Temperatures rose 5–7?C (derived from multiple proxies), and there was a negative spike in carbon isotopes (>3 percent), and decreased ocean carbonate preservation in the upper ocean."
Finally, the team addressed some possible research directions that might improve the constraints on this question. This, they claim, could consist of a "deeper exploration of elemental and compositional anomalies in extant sediments spanning previous events be performed".
In other words, the geological record for these extinction events should be examined more closely for anomalies that could be associated with industrial civilization.
If any anomalies are found, they further recommend that the fossil record could be examined for candidate species, which would raise questions about their ultimate fate.
Of course, they also acknowledge that more evidence is necessary before the Silurian Hypothesis can be considered viable.
For instance, many past events where abrupt climate change took place have been linked to changes in volcanic/tectonic activity.
Second, there is the fact that current changes in our climate are happening faster than in any other geological period.

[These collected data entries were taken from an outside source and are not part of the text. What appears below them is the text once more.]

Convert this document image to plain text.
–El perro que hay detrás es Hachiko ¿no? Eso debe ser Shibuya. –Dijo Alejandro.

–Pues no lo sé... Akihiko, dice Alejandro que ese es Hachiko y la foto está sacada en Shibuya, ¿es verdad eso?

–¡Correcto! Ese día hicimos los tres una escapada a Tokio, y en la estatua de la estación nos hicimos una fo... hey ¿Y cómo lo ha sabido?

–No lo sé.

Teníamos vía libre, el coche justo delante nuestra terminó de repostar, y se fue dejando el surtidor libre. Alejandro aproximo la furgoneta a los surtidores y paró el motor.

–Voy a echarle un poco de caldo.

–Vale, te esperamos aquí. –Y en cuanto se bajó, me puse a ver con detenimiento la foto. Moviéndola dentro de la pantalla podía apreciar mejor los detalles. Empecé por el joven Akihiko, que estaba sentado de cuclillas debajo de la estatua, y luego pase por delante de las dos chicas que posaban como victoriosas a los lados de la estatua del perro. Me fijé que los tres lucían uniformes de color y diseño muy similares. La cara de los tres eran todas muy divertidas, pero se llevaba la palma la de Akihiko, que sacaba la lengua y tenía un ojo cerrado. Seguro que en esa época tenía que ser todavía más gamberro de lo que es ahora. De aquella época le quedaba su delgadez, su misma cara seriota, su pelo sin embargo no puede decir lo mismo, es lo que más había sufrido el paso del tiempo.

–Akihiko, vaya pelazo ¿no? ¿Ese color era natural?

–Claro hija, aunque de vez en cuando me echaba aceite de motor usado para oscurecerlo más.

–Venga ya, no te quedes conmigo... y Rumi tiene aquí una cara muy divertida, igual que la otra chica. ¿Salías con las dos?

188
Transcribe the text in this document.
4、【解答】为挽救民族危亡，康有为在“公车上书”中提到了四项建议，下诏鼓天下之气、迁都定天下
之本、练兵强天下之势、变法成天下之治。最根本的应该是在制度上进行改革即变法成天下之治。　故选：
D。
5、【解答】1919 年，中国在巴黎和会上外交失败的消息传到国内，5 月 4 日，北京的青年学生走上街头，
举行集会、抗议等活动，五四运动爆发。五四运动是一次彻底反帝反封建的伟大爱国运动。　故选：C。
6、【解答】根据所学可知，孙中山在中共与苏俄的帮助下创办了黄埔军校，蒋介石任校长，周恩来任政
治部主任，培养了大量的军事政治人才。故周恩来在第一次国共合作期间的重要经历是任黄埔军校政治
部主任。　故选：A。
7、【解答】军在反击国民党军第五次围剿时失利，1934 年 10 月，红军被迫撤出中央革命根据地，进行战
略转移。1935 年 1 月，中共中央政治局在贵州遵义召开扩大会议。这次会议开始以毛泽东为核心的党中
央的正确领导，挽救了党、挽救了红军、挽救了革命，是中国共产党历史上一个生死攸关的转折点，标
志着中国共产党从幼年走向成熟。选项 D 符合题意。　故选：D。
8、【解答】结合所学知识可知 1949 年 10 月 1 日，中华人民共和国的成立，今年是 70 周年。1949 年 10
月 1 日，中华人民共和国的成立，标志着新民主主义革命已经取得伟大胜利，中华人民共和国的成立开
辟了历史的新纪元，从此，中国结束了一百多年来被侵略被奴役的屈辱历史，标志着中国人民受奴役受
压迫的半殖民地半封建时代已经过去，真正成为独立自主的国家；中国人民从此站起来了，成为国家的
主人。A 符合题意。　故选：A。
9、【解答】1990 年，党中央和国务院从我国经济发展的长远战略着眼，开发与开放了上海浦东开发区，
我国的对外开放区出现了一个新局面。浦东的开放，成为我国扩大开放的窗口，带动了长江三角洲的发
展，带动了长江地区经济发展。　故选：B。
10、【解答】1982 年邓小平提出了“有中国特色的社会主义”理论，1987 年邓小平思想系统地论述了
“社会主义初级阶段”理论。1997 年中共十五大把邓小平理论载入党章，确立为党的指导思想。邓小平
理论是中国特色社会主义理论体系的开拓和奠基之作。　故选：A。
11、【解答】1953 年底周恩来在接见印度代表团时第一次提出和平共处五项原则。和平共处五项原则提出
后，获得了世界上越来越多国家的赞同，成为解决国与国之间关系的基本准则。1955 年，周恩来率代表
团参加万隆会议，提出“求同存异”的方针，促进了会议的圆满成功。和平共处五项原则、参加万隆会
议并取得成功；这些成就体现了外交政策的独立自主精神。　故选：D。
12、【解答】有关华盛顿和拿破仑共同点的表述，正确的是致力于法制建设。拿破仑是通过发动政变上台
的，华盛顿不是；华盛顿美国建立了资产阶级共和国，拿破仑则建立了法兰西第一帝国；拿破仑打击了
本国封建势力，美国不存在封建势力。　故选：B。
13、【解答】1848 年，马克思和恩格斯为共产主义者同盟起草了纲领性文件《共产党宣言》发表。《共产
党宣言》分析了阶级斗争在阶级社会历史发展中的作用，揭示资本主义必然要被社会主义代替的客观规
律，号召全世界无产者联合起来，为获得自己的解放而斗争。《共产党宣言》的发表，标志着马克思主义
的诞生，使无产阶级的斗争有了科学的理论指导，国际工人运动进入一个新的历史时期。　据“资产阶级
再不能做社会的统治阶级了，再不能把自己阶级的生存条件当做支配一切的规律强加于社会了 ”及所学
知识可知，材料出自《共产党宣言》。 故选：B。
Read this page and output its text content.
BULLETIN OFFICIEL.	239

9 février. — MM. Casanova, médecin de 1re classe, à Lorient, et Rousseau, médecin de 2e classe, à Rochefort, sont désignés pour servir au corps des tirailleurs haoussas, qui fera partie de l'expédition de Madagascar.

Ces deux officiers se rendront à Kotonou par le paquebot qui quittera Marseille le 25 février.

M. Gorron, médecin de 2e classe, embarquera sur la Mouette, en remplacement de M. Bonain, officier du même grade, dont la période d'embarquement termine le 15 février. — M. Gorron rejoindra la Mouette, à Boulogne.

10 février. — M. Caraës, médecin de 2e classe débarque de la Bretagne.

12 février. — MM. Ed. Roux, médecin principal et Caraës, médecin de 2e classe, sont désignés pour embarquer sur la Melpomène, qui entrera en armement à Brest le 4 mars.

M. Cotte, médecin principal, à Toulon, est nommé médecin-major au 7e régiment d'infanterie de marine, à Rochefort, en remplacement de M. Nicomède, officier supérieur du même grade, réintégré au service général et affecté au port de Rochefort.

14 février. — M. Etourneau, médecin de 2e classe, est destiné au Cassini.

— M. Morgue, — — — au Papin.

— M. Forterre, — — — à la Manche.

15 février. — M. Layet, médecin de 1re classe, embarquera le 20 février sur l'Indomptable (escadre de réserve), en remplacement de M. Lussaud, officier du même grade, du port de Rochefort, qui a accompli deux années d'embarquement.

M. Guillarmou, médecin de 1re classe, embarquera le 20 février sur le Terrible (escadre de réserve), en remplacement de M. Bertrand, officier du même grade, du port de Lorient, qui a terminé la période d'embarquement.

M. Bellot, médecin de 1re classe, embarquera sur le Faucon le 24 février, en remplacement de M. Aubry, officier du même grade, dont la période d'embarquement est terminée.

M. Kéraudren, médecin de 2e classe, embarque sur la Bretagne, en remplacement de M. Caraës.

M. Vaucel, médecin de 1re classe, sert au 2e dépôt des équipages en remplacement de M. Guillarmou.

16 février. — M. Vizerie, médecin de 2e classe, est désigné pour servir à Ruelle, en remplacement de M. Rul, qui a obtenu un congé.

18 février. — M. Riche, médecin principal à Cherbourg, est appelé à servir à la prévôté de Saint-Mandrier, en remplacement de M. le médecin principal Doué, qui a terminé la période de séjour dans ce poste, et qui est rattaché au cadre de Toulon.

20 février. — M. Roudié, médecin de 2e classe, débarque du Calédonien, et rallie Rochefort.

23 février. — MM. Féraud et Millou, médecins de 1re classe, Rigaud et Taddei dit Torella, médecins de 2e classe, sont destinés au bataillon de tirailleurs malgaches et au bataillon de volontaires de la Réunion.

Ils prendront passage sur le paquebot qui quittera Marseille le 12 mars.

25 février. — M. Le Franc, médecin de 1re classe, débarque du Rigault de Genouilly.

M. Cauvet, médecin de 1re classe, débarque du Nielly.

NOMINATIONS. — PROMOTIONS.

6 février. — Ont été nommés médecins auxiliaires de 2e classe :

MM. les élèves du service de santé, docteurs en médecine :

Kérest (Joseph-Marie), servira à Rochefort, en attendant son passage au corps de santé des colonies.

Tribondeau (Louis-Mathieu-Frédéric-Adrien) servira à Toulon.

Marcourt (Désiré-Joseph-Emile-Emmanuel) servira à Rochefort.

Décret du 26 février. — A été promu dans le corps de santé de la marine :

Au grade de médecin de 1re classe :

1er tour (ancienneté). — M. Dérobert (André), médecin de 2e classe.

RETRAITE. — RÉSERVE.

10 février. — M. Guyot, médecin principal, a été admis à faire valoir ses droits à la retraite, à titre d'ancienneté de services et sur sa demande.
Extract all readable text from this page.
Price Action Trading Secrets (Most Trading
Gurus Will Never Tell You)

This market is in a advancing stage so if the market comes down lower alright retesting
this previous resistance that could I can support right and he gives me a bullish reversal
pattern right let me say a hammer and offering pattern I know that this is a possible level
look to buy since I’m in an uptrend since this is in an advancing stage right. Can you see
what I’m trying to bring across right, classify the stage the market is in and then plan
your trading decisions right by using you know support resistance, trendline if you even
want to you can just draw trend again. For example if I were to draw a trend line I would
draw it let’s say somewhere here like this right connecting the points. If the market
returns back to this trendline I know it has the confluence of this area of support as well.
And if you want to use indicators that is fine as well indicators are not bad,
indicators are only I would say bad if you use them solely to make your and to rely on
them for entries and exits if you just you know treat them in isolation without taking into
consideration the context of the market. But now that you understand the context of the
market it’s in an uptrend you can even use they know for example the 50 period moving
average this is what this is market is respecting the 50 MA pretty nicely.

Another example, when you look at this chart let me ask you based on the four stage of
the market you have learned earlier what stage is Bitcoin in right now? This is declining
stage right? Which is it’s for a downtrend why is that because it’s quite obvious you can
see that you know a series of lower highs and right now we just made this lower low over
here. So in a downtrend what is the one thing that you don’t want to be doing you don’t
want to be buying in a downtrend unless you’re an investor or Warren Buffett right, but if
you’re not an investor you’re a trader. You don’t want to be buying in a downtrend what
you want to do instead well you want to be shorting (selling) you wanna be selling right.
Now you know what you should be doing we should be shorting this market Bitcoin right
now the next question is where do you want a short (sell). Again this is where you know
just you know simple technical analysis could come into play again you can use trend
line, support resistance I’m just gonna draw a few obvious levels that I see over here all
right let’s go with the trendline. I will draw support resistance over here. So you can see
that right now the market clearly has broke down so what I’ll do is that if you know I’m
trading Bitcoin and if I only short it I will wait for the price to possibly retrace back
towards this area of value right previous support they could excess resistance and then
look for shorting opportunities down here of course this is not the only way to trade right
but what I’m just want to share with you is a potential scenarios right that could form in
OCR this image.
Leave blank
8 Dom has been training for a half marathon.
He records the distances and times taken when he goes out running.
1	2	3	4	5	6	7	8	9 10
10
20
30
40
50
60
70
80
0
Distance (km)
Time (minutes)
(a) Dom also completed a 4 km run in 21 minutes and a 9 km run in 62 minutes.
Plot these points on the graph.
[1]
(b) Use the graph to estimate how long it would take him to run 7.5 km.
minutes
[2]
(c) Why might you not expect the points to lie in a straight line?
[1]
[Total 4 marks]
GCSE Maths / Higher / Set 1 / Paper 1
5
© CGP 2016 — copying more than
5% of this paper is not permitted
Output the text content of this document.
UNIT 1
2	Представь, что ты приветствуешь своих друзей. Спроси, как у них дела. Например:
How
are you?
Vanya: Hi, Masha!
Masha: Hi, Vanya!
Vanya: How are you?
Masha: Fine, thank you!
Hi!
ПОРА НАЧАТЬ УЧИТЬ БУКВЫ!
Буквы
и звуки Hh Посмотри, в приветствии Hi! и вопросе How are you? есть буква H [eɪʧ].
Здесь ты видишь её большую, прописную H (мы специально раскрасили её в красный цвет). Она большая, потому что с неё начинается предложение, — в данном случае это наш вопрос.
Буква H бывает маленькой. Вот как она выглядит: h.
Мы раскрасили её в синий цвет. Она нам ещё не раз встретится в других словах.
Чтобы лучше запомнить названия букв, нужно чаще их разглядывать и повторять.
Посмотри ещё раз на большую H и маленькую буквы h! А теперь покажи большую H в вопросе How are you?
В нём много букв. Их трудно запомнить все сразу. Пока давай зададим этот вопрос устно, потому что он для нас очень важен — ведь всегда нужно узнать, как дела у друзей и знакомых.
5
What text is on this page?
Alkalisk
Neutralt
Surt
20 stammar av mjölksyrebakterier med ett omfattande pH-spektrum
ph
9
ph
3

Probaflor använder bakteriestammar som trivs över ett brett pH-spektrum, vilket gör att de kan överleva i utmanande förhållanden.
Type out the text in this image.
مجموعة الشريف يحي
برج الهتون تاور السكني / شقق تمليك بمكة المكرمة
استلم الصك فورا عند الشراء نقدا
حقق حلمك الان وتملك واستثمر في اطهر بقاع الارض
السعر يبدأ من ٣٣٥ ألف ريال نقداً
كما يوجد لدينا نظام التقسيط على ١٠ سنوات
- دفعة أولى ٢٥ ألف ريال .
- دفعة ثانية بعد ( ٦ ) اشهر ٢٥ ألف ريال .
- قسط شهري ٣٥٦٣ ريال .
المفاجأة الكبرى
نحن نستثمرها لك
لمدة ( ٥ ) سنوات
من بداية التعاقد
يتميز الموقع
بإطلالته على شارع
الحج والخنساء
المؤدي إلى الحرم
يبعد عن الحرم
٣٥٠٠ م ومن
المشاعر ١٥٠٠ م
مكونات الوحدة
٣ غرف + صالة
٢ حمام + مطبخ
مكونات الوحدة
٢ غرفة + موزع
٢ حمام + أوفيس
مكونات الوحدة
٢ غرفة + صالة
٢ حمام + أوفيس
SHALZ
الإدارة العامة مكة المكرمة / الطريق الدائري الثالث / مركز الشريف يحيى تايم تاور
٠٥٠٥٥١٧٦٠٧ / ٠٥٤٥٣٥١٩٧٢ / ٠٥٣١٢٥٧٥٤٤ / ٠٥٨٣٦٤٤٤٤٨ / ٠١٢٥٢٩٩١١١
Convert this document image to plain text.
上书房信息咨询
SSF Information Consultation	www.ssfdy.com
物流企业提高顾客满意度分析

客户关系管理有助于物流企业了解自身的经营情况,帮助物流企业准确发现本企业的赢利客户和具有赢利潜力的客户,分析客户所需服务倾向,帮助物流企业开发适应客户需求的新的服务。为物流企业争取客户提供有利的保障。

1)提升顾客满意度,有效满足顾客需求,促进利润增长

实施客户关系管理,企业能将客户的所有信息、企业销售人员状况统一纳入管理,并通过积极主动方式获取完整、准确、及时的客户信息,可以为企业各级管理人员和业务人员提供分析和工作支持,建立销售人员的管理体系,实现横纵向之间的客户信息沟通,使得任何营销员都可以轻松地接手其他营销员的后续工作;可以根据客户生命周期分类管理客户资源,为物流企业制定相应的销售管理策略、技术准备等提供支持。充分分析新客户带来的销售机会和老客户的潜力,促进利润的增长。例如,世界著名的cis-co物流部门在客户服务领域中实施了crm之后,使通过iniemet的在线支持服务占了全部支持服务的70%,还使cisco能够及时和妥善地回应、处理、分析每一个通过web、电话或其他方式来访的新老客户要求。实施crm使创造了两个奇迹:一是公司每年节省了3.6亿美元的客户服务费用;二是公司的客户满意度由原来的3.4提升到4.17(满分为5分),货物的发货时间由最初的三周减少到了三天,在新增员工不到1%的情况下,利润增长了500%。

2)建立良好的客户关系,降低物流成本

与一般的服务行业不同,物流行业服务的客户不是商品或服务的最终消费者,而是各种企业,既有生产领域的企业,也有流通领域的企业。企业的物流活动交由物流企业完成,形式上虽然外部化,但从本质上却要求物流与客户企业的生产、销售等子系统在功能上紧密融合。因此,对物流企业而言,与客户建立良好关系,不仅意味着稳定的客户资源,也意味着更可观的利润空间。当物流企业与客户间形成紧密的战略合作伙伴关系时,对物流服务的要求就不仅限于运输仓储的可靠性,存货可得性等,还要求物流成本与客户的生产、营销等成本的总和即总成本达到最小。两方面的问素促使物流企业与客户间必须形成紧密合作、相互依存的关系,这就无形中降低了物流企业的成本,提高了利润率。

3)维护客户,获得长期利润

However, this is difficult to say for certain since there are limits when it comes to the chronology of the geological record.
In the end, more research will be necessary to determine how long previous extinction events (those that were not due to impacts) took as well.
Beyond Earth, this study may also have implications for the study of past life on planets like Mars and Venus.
Here too, the authors suggest how explorations of both could reveal the existence of past civilizations, and maybe even bolster the possibility of finding evidence of past civilizations on Earth.
"We note here that abundant evidence exists of surface water in ancient Martian climates (3.8 Ga), and speculation that early Venus (2 Ga to 0.7 Ga) was habitable (due to a dimmer sun and lower CO2 atmosphere) has been supported by recent modeling studies," they state."
"Conceivably, deep drilling operations could be carried out on either planet in future to assess their geological history. This would constrain consideration of what the fingerprint might be of life, and even organized civilization."
Two key aspects of the Drake Equation, which addresses the probability of finding life elsewhere in the galaxy, are the sheer number of stars and planets out there and the amount of time life has had to evolve.
Until now, it has been assumed that one planet would give rise to one intelligent species capable of advanced technology and communications.
But if this number should prove to be more, we may a find a galaxy filled with civilizations, both past and present.
And who knows? The remains of a once advanced and great non-human civilization may very well be right beneath us!